Estate agents- get your contract in place before you start work (an update)

25 Feb 2019

Oral contracts have been the subject of much debate in the legal community recently. The Supreme Court has just passed judgment in the case of Wells v Devani [2019] UKSC 1106 which clarifies the law in this area, and the result is not what you might expect.

The facts of the case are relatively straight forward. Mr Wells developed 14 flats in Hackney as a joint venture with a builder. Six of the flats were sold by a local estate agency (acting on a sole agency contract), one was under offer, and the others remained on the market when a mutual contact put Mr Wells in touch with Mr Devani on 29 January 2008. During a telephone call on that day, Mr Devani informed Mr Wells that he could help find a buyer for the remaining flats. The contents of that telephone call were disputed, but the court found that Mr Devani did tell Mr Wells that he was an estate agent, and that his commission for the transaction would be 2% plus VAT. Crucially, Mr Devani did not specify what the ‘commission triggering event’ would be.

On 5 February 2008, Mr Devani emailed Mr Wells his terms and conditions (as required by section 18 Estate Agents Act 1979) which defined the commission triggering event. The eventual purchaser viewed the flats on 1 February 2008 and made an offer on 5 February 2008 (but before Mr Devani sent his terms and conditions email to Mr Wells). Mr Devani needed to show the court that the verbal agreement reached during the telephone conversation of 29 January 2008 was binding.

In order for there to be a valid contract under the law of England and Wales, there must be:

  • an offer;
  • acceptance;
  • consideration;
  • an intention to create legal relations; and
  • certainty of terms.

This is a long standing legal principal.
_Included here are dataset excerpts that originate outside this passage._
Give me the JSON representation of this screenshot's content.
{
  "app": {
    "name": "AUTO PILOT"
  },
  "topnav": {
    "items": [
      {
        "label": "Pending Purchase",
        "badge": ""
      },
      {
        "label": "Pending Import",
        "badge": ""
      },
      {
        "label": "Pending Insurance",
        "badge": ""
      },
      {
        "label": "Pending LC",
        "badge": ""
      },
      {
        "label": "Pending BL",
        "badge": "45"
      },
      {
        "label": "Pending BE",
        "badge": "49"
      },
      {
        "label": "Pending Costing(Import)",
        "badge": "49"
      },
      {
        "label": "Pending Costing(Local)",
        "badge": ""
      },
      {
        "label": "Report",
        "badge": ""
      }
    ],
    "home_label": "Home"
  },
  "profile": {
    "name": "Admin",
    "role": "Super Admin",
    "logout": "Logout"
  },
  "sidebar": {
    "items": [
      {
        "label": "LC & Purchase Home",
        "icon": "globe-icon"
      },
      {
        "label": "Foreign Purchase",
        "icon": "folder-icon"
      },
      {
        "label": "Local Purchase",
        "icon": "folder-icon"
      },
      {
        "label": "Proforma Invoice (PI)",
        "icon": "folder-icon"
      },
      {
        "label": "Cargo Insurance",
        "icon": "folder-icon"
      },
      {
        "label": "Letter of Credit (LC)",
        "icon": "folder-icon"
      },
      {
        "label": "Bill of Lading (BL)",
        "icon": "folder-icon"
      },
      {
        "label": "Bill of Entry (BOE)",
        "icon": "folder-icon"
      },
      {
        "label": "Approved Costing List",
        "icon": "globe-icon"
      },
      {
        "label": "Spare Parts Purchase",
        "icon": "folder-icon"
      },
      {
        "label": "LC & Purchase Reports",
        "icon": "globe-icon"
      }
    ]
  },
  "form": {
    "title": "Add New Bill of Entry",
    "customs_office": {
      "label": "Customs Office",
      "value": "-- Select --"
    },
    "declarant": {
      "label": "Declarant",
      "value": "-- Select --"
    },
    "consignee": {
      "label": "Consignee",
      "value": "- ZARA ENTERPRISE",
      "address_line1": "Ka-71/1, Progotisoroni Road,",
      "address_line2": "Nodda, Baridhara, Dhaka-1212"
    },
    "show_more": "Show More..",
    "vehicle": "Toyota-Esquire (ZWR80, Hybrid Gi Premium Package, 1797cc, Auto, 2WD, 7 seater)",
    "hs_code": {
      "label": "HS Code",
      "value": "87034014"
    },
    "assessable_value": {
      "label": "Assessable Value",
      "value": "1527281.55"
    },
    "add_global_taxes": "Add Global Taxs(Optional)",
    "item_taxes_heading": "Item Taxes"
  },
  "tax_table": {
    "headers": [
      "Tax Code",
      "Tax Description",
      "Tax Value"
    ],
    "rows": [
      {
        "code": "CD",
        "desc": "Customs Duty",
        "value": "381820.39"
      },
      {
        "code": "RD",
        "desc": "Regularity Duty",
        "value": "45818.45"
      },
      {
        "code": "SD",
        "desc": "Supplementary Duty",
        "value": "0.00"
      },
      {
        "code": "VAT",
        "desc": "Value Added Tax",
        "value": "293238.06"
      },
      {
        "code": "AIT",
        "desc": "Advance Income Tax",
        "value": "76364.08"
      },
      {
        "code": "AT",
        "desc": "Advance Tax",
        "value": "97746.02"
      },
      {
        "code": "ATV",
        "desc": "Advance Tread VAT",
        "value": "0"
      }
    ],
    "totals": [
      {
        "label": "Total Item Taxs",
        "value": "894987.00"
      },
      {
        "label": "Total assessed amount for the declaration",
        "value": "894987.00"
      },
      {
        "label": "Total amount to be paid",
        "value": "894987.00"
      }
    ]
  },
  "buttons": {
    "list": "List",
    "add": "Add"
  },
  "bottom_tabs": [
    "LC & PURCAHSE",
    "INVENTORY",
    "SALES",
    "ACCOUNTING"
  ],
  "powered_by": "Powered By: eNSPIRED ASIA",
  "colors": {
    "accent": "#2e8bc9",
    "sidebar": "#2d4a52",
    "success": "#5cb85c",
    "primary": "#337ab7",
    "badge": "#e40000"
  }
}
The case of Wells v Devani started at the County Court for Central London, which essentially found that a term regarding the commission triggering event should be implied to make the verbal agreement into a contract, and that there was therefore a contract between the two parties and Mr Wells needed to pay Mr Devani commission (albeit at a reduced rate). Mr Wells appealed this decision and was successful, as the Court of Appeal overturned the first judge’s decision on the basis that the court can only imply a term into a contract which already exists, and that the court does not have the power to construct an enforceable contract by implying terms into verbal agreements. Mr Devani appealed the decision, and the Supreme Court has now passed its judgment.

The Supreme Court overturned the Court of Appeal’s decision. This is a highly significant judgment, and the upshot is that the court can imply terms into an agreement where the parties intend to be bound and to create legal relations, and where such a term is necessary to give the agreement business efficacy or where the term would be so obvious that it ‘goes without saying’, and where without that term the agreement would be regarded as incomplete or too uncertain to be enforceable. Lord Kitchin stated that ‘there is no general rule that it is not possible to imply a term into an agreement to render it sufficiently certain or complete to constitute a binding contract’.

This decision was unanimous. Lord Briggs went on to add that ‘the context in which words are used, and the conduct of the parties at the time when the contract was made, tells you as much, or even more, about the essential terms of the bargain than do the words themselves’. In this case, the court found that ‘to leave Mr Wells without any obligation to pay Mr Devani would have been completely inconsistent with the nature of their relationship’. The Supreme Court decided that there was a binding contract between Mr Wells and Mr Devani, and that Mr Wells was liable to pay Mr Devani commission.

However, just as the County Court reduced the commission payable to Mr Devani, so too did the Supreme Court. It was found that Mr Devani did not expressly inform Mr Wells of the commission triggering event immediately after their verbal contract was made, nor did he inform Mr Wells of the same as soon as reasonably practicable. This was found to be contrary to the rules outlined in the Estate Agents Act 1979 and The Estate Agents (Provision of Information) Regulations 1991. Mr Devani’s failure to inform Mr Wells of the full terms and conditions in the proper time was found to have prejudiced Mr Wells and his commission was accordingly reduced by the court by one third. Lord Briggs made clear that although the court can recognise an enforceable liability to pay even from ‘the briefest and most informal exchange between the parties’, the statutes in place seek to protect consumers by making estate agents clearly communicate a client’s liabilities to them.

In practical terms, this case shows that where there is an agreement and an intention to create legal relations by both parties, but there are obvious terms missing from that agreement, then the court can imply such terms to give the agreement business efficacy and create a binding contract. This is good news for estate agents who want to enforce the liability of a client to pay commission. However, it is crucial that where that estate agent does not confirm to their client in writing of their exact obligations, that agent may be heavily penalised when it comes to collecting that commission.

As an estate agent, the best thing to do is to always make sure that all verbal agreements are distilled in writing and relayed to the client as soon as possible. Failure to do so could result in a hefty penalty, and see commission significantly reduced for what essentially comes down to a seemingly minor administrative oversight which can be easily avoided.